L'anno scorso, di questi tempi, vi parlavo de “L'ombra di Babbo Natale” di Rosa Tiziana Bruno, una bella favola moderna che mostrava il gran vecchio dalla barba bianca immerso in quella che senz'ombra di dubbio era una crisi d'identità. Un momento di perplessità come possiamo averne tutti, a volte, al risveglio, con lo scoprire di non saper più bene cosa siamo e che ci stiamo a fare al mondo (lasciando perdere quel che ci dice quella che ci ostiniamo a chiamare realtà...). Di solito, per fortuna, sono cose che si risolvono, o meglio, che possiamo in qualche modo superare con le nostre sole forze (così, se vi ricordate, accadeva per Babbo Natale nel caso di cui sopra): non sempre è così però (e poi non siamo tutti Babbo Natale...). A volte non riusciamo, anzi siamo pure scoraggiati dal tentare, quando per esempio, come si dice, “la scienza non può nulla”, nel caso di certe malattie incurabili. Eppure, ricercatori, medici, professori (un tempo si diceva, i “luminari”), tutti quanti proviamo magari a gonfiare il petto, a fare la voce grossa, a firmare con tre nomi e un paio di cognomi, ma non c'è nulla da fare. Il limite non su può valicare (o almeno: la scienza ancora non l'ha fatto, tirandoci dietro i nostri poveri mezzi di manovali della ricerca, perché è di questo che si tratta).
Qualcuno però, come il protagonista de “Il dottor Maus e il settimo piano” di Nino Genovese può salire quei sette piani che, percorsi a ritroso in una famosa novella di Dino Buzzati, segnavano l'appressarsi ineluttabile della morte, anziché della guarigione, tra sotterfugi e provvedimenti in apparenza soltanto burocratici. Qui, Paolo Maus, medico siciliano, “alto un metro e una banana, magro come un grissino e con pochi capelli col riporto”, sale al Settimo Piano (maiuscolo) e scopre, da quarantasettenne pieno di passione per il suo lavoro, ma realista e forse leggermente disincantato, che certo la morte è inevitabile, ma intanto forse qualcosa si può fare, se si è aperti alla speranza, quella che confina coi sogni.

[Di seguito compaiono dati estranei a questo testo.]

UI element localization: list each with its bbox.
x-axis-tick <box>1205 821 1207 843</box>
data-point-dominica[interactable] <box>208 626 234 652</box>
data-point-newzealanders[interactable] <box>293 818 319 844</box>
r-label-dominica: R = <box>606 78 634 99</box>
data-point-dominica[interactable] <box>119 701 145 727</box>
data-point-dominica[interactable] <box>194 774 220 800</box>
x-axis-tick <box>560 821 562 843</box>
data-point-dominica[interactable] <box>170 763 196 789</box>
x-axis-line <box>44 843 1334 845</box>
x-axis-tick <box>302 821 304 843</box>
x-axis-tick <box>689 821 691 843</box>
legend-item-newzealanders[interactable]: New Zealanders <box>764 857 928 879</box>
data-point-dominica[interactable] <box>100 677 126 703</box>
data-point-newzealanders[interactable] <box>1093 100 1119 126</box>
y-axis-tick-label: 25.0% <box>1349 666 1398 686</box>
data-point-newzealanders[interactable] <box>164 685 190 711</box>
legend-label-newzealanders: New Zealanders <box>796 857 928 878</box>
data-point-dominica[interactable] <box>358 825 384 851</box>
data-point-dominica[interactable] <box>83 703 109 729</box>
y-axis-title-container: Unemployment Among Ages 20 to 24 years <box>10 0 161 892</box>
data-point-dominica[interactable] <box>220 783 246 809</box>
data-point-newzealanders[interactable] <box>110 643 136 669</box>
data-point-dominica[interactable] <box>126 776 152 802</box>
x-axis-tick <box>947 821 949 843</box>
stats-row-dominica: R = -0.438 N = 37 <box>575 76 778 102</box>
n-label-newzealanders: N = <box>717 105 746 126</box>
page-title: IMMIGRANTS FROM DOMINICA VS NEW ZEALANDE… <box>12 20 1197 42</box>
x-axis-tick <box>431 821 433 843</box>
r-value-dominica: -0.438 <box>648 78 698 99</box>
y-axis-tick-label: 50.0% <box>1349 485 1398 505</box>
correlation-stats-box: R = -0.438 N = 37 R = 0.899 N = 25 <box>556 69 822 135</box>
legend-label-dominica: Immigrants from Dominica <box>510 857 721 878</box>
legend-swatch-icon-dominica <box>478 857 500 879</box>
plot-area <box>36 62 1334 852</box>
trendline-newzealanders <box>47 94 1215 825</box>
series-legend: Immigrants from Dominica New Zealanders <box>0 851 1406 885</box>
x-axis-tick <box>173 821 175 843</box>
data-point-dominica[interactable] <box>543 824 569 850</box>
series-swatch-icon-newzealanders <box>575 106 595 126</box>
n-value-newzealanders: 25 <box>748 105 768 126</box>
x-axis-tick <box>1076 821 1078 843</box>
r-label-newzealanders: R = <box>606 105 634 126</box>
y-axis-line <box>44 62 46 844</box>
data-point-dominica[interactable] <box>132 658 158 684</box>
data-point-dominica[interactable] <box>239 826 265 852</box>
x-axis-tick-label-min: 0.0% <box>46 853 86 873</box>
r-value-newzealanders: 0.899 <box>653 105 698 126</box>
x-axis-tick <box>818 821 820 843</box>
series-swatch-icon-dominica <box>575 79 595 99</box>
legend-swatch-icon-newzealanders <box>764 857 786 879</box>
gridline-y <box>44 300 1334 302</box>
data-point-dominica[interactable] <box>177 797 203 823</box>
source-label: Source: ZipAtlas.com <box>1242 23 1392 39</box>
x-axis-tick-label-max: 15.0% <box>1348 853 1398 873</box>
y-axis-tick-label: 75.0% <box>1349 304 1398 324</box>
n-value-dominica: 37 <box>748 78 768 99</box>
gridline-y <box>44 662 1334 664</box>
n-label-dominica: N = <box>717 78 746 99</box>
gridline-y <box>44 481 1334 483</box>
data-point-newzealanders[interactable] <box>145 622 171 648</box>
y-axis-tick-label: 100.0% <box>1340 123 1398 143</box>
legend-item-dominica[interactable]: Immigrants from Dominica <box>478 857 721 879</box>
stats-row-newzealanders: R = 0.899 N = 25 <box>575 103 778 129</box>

Insomma, se si crede a Babbo Natale, al punto che a quarant'anni e passa, gli si scrive una lettera, si danno anche delle possibilità alla scienza, pur di fronte a mali spesso ancora incurabili, come la leucemia: in breve, può accadere anche qualche miracolo, magari potrebbe apparire di colpo qualche rimedio universale di cui non sospettavamo l'esistenza.
Si dice tanto, e lo pensa anche Maus, che i bambini, ed anche gli adulti, siano diventati scettici sugli accadimenti un po' magici, ma occorre riconoscere che la vita stessa è un piccolo miracolo, quando in cambio di una guarigione si chiede soltanto un sorriso, quello che salva e che rinnova l'amore. Perché l'errore è che Babbo Natale non ha niente a che fare con regali sempre più grandi e costosi, quelli li comprano i genitori e i nonni nella fantasmagoria dei centri commerciali, ma invece vorrebbe soltanto vederci sorridere felici: se ne dubitate, chiedetelo a Paolo Maus, medico di famiglia nel piccolissimo paese di Acquitrino.